Con este nuevo depósito de obras de la Colección Serra, Es Baluard refuerza la presencia de Joan Miró en la Colección Permanente: obra sobre papel, libros de bibliófilo, fotografías y dos personajes, todos ellos relacionados con la figura de Ubú y creados entre 1953 y 1978, junto con una escultura realizada en 1981, Jeune Fille au long cou, que amplía la presencia del artista en cuanto a su faceta como escultor.
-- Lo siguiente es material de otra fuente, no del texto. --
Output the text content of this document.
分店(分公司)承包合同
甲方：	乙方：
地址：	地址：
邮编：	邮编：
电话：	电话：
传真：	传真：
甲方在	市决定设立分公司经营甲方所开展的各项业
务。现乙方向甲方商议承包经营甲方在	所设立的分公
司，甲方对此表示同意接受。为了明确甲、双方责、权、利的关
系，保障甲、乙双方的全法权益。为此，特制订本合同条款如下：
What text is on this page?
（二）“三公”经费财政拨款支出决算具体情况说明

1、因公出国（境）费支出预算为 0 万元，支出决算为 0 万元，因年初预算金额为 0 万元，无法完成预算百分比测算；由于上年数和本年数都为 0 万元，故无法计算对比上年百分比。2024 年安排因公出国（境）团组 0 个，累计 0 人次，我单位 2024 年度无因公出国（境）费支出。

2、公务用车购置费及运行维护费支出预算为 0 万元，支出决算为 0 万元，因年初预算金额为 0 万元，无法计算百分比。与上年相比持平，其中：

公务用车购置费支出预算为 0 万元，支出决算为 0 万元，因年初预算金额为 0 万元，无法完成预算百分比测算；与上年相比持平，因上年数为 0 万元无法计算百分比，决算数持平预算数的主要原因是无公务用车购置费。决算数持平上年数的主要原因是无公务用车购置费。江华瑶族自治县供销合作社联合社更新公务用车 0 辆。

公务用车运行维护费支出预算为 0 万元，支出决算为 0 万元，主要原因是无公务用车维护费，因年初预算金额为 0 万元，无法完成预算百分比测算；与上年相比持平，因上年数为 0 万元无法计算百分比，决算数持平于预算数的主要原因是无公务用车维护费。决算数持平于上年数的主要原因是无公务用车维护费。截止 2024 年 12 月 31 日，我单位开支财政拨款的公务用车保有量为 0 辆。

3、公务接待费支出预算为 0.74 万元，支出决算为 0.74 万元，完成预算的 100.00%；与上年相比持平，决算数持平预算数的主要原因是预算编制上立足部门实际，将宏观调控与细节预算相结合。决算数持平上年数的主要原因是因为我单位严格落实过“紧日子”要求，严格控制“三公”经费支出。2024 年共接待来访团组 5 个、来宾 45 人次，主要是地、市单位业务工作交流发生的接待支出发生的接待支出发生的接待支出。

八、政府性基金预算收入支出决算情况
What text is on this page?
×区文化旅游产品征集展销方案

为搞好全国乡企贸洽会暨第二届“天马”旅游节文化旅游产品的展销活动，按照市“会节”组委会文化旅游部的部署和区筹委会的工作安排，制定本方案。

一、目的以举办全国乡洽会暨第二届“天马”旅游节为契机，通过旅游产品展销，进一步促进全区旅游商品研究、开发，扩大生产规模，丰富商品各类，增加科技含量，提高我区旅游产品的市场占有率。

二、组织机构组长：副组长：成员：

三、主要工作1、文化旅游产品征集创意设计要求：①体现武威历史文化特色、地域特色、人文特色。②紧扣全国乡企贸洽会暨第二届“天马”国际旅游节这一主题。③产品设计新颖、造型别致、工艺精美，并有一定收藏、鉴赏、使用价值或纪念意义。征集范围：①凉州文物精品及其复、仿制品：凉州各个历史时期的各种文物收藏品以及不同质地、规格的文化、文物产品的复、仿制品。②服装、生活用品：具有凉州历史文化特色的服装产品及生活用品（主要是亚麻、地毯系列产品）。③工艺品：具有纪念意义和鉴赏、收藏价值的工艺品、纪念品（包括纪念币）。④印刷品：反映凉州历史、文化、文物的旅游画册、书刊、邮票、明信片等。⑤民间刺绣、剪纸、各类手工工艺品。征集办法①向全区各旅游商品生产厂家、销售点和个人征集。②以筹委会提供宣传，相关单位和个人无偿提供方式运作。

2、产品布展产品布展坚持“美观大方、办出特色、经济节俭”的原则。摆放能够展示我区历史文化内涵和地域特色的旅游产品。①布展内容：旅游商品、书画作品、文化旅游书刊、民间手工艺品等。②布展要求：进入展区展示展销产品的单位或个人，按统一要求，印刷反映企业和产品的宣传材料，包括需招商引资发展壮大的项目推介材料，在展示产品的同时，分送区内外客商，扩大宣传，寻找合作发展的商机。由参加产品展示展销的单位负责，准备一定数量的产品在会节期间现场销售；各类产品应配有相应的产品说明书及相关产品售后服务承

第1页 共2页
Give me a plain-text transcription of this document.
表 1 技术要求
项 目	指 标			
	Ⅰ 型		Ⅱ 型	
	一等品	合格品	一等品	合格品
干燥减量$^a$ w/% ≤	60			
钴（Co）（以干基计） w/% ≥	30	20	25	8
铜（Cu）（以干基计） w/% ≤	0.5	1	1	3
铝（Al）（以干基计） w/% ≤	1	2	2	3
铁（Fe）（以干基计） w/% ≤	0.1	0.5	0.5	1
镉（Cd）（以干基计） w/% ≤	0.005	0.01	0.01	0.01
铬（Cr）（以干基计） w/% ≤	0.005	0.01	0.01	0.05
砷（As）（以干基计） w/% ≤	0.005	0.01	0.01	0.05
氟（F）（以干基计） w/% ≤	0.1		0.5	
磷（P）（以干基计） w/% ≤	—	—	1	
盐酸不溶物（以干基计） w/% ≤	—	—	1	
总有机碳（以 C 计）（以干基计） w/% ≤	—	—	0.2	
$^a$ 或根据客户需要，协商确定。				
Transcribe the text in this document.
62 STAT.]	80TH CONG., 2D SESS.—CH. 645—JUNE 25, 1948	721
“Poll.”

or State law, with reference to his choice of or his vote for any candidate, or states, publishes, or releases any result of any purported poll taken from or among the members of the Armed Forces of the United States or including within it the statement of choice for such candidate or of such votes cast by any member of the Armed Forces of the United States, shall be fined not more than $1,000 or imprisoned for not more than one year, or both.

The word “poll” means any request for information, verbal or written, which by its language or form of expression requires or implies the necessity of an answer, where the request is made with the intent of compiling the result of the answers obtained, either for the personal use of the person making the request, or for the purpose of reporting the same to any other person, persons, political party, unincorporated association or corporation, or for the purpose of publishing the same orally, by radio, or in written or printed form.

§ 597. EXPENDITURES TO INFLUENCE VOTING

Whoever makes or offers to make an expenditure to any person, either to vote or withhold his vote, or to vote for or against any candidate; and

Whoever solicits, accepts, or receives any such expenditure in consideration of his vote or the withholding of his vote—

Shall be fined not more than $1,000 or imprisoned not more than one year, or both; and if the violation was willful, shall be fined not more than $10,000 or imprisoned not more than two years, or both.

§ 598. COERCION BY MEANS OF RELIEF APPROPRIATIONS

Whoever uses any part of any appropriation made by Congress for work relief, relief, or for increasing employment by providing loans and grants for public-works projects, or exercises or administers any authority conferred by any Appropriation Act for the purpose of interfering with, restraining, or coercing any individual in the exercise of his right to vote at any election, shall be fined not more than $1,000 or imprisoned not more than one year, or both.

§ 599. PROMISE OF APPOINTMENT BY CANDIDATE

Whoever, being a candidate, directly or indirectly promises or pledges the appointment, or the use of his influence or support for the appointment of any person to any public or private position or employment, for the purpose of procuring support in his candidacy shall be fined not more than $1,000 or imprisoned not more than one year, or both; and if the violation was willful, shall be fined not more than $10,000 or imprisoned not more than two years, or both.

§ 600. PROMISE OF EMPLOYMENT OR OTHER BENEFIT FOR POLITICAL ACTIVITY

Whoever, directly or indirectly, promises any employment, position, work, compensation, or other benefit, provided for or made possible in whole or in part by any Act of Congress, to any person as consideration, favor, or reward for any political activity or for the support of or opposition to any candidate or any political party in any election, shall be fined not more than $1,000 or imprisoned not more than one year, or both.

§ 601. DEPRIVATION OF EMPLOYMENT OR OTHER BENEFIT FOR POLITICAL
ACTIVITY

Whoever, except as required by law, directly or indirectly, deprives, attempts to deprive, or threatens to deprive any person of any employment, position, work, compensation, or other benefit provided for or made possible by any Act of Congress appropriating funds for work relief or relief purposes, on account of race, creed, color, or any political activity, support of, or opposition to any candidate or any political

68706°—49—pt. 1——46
Hay que recordar que Miró y su pasión por Ubú fue el tema central de la exposición producida por Es Baluard en 2006, «Miró i el món d’Ubú. Ubú aux Baléares», y también ha sido objeto de exposiciones en los últimos dos años: la Fundación Picasso- Casa Natal de Málaga (2011), y el palacio de Sástago de Zaragoza (2012).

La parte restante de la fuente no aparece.